Overlap of significant differences for various comparisons was
visualized using UpSetR (Conway, Lex, & Gehlenborg, 2017). Next,
candidate gene categories were further refined by classifying genes as
‘ovary-specific,’ ‘brain-specific,’ or ‘Sb/Sb -specific’ if they
exhibited an FDR-corrected P-value < 0.01 in the relevant
comparisons (e.g., ovary SB/SB versus SB/Sb and ovarySB/SB versus Sb/Sb in the ovary-specific category) while
also exhibiting an FDR-corrected P-value > 0.1 in the other
categories (e.g., brain SB/SB versus SB/Sb and brainSB/SB versus Sb/Sb in the ovary-specific category). We
note that genes that exhibit brain- or ovary-specific expression
differences in our study, as well as those that do not, may exhibit
differential expression in unsampled tissues. Visualization of the
genomic location of differentially expressed genes (DEGs) was performed
using KaryoPloteR (Gel & Serra, 2017). Non-random spatial distribution
of DEGs, with respect to higher or lower expression of Sb -bearing
samples, was assessed using a two-sided Wald-Wolfowitz runs test (Wald
& Wolfowitz, 1940) after significant DEGs were converted into binary
representation based on the directionality of differential expression.
Allele-specific Expression Analysis. To perform
allele-specific expression analysis, we generated a high-confidence set
of haplotype-specific SNPs from our RNA-seq data following a previously
described protocol (Auwera et al., 2013). In short, we performed a
2-pass alignment of the reads using STAR (Dobin et al., 2013), formatted
the reads for GATK using Picard (“Picard toolkit,” 2018), then
identified variants using the GATK HaplotypeCaller (Auwera et al.,
2013). We leveraged our homozygous samples (SB/SB andSb/Sb ) to retain only those variants that consistently
differentiated SB and Sb haplotypes. We removed Sbvariants that were found as polymorphisms in the SB population as
well as those that were found in fewer than three Sb/Sb samples.
A total of 3994 SNPs diagnostic for the Sb and SBhaplotypes remained following this procedure (Supplementary Data 2). We
then n-masked the genome for these variants using Bedtools (Quinlan &
Hall, 2010) to eliminate any alignment bias and re-aligned the
heterozygous SB/Sb samples to the masked genome using the 2-pass
method in STAR (Dobin et al., 2013).
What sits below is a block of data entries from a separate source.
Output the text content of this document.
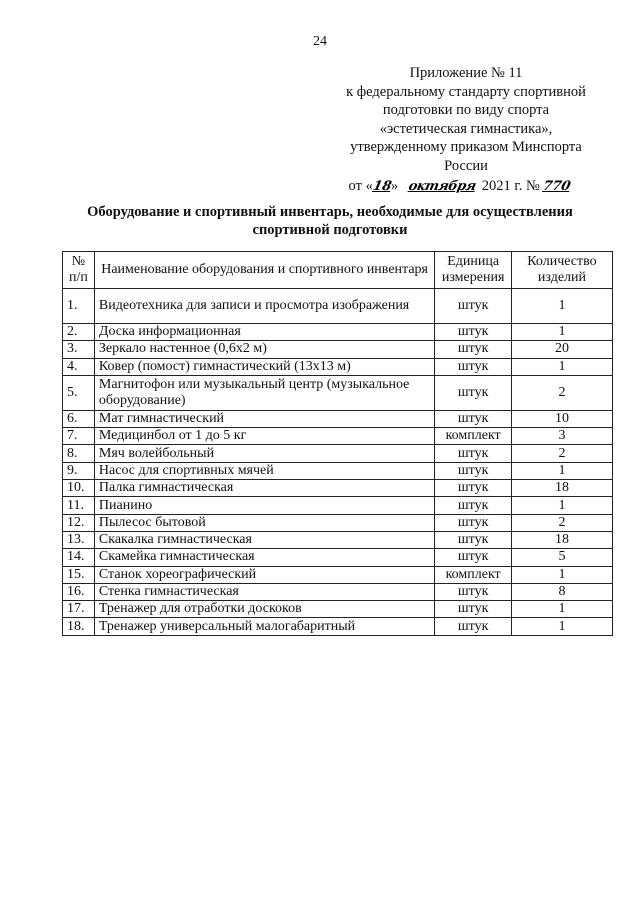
24
Приложение № 11
к федеральному стандарту спортивной
подготовки по виду спорта
«эстетическая гимнастика»,
утвержденному приказом Минспорта
России
от «18» октября 2021 г. № 770
Оборудование и спортивный инвентарь, необходимые для осуществления
спортивной подготовки
№ п/п	Наименование оборудования и спортивного инвентаря	Единица измерения	Количество изделий
1.	Видеотехника для записи и просмотра изображения	штук	1
2.	Доска информационная	штук	1
3.	Зеркало настенное (0,6х2 м)	штук	20
4.	Ковер (помост) гимнастический (13х13 м)	штук	1
5.	Магнитофон или музыкальный центр (музыкальное оборудование)	штук	2
6.	Мат гимнастический	штук	10
7.	Медицинбол от 1 до 5 кг	комплект	3
8.	Мяч волейбольный	штук	2
9.	Насос для спортивных мячей	штук	1
10.	Палка гимнастическая	штук	18
11.	Пианино	штук	1
12.	Пылесос бытовой	штук	2
13.	Скакалка гимнастическая	штук	18
14.	Скамейка гимнастическая	штук	5
15.	Станок хореографический	комплект	1
16.	Стенка гимнастическая	штук	8
17.	Тренажер для отработки доскоков	штук	1
18.	Тренажер универсальный малогабаритный	штук	1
The GATK ASEReadCounter function
was used to generate a per-SNP count matrix for SB/Sb samples
(Auwera et al., 2013), which were mapped to genes using Bedtools
intersect. Both the SNP-level and gene-level allele-specific expression
counts were next passed to edgeR and fit to a model with variance terms
for colony identity, organ, allele, and a covariance term for organ and
allele effects (McCarthy, Chen, & Smyth, 2012). Genes and SNPs were
considered to display significant allele-specific expression if the
FDR-corrected P < 0.01. Visualization of the genomic location
of SNPs displaying significant allele-specific expression was performed
using KaryoPloteR (Gel & Serra, 2017). The overlap between genes
displaying differential expression and allele-specific expression
results was visualized using UpSetR (Conway et al., 2017).